Esse mergulho no universo dos vinhos já começa aparecer em números de investimentos direcionados ao pequeno município de pouco mais de 40 mil habitantes, que vive uma espécie de “corrida do ouro”, com empresários em busca de terras férteis para plantação de videiras e outros negócios.

Um levantamento feito pela prefeitura local, a pedido do Estadão, mapeou cerca de R$ 500 milhões em investimentos ligados ao setor de turismo, como novas vinícolas, wine bars, hotéis, restaurantes, entre outros estabelecimentos que já se encontram em algum estágio de implementação do negócio na cidade.

Com a chegada do vinho e do enoturismo em Espírito Santo do Pinhal, cidade quer ser uma nova potência do setor, se transformando em uma nova 'rota do vinho' no Estado Foto: Tiago Queiroz

O professor de viticultura do Instituto Federal de Educação, Ciência e Tecnologia de São Paulo (IFSP), Fábio Lenk, explica que, diferentemente de outras cidades conhecidas pela produção de vinho, como São Roque e Jundiaí, que tem produções focadas nas uvas de mesa, Pinhal conseguiu se destacar por ter boas condições para o desenvolvimento das uvas de inverno, algo “herdado” da sua prévia cafeicultura. “Onde se faz um bom café também se faz um bom vinho”, diz Lenk.

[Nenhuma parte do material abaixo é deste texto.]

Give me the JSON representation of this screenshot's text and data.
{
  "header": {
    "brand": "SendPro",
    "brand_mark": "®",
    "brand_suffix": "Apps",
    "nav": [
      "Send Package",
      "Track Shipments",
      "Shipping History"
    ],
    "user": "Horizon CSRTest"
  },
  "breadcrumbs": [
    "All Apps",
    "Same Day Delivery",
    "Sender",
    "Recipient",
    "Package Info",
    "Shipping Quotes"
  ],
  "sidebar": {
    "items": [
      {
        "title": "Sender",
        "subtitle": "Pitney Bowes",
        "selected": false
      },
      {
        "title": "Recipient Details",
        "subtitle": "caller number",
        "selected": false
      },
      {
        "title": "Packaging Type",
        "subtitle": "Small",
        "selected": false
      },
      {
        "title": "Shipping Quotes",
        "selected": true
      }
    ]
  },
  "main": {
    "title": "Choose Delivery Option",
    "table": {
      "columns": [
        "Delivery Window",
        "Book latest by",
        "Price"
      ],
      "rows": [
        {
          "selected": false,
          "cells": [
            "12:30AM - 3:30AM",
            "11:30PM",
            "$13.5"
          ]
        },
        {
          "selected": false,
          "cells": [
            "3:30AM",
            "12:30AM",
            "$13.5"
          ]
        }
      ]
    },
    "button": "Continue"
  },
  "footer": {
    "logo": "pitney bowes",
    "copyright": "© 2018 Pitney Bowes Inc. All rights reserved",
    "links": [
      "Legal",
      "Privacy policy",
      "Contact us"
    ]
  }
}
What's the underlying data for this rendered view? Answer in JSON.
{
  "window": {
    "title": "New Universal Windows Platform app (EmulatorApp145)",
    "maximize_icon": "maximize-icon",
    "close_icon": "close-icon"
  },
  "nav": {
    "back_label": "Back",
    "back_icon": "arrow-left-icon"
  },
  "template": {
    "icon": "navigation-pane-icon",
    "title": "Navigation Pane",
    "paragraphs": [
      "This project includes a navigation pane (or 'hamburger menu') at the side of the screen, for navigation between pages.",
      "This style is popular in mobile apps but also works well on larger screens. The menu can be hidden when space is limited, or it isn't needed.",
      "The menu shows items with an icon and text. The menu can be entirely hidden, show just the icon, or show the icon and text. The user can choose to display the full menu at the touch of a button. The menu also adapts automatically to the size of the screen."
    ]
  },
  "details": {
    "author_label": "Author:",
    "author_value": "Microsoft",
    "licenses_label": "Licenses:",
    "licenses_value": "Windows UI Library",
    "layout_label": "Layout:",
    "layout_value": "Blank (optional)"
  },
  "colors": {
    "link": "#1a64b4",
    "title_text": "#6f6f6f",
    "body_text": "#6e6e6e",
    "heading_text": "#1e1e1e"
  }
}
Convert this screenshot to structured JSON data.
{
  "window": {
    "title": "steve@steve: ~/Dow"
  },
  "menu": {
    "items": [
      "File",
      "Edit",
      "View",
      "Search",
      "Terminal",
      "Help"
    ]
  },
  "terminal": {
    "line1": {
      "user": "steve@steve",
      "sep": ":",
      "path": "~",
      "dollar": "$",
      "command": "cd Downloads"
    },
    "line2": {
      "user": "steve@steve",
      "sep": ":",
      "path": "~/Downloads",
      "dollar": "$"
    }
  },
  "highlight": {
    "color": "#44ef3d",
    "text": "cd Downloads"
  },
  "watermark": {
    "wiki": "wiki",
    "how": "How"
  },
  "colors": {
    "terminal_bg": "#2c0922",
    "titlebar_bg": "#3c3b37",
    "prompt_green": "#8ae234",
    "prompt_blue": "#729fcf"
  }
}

Segundo o especialista, com o sucesso das primeiras empreitadas ligadas ao vinho, outros empresários sem experiência na viticultura começaram a se interessar pela região, comprando terras antes ocupadas apenas pelo café e passando a usá-las para as uvas. “São empresários da soja, da cana, da tecnologia, dos bancos, pessoas que acabaram sendo atraídas pelo negócio do vinho e muito pela expansão do enoturismo”, afirma.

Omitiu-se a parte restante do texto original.